Ellea masih tersenyum sopan, "Langsung saja, Tuan Sillian, waktuku tidak banyak."
Octavius mengangguk paham, kemudian dia melirik sekilas ke arah pintu. Ellea mengikuti arah pandangan lelaki tua itu. Sumpah, perasaannya sangat tidak enak sekarang. Dia sudah tahu bahwa ini adalah detik-detik kemunculan Catherine. Meskipun tidak seperti alur aslinya, pada kenyataannya Catherine Sillian tetap muncul. Tenangkan dirimu, Ellea, jangan panik, jangan gugup ... pokoknya jangan tunjukkan apapun, dan beraktinglah dengan sempurna.
"Tuan Putri, ini adalah Catherine, satu-satunya putri saya." Octavius memperkenalkan putrinya, "Saya membawanya kemari untuk menemani Yang Mulia Putri Mahkota sampai semua orang pulang."
Gadis yang dipanggil Catherine itu maju ke depan, ia menyilangkan kakinya sambil membungkuk dan mengangkat sedikit roknya. Sebuah penghormatan yang mulus dan sempurna sekali.

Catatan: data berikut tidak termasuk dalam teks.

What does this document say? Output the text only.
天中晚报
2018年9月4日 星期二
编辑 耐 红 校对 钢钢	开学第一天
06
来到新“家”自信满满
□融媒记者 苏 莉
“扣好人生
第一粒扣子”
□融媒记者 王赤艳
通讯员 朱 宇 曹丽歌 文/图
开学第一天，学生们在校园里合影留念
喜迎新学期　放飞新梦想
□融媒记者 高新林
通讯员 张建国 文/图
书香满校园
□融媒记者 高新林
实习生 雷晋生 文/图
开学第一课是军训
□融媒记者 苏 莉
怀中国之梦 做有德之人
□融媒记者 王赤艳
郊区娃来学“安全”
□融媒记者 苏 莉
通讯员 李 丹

"Perkenalkan nama saya Catherine Sillian. Hormat saya untuk Yang Mulia Putri Mahkota Estelle Theodore Deandrez."
Ellea menahan napas, rasanya seperti ada yang menyangkut di kerongkongannya. Nah, Estelle, inilah musuhmu yang sebenarnya!
◇•◇•◇
KAMU SEDANG MEMBACA
Who Made Me A Princess? [On Revision]
FantasyEstelle Theodore terbangun sebagai istri Putra Mahkota Harziusse Arez Deandrez setelah mengalami kecelakaan, usai pembatalan kontrak naskah yang tidak ia sukai. Anehnya, Estelle justru masuk ke dalam alur cerita naskah itu dan berperan sebagai putri...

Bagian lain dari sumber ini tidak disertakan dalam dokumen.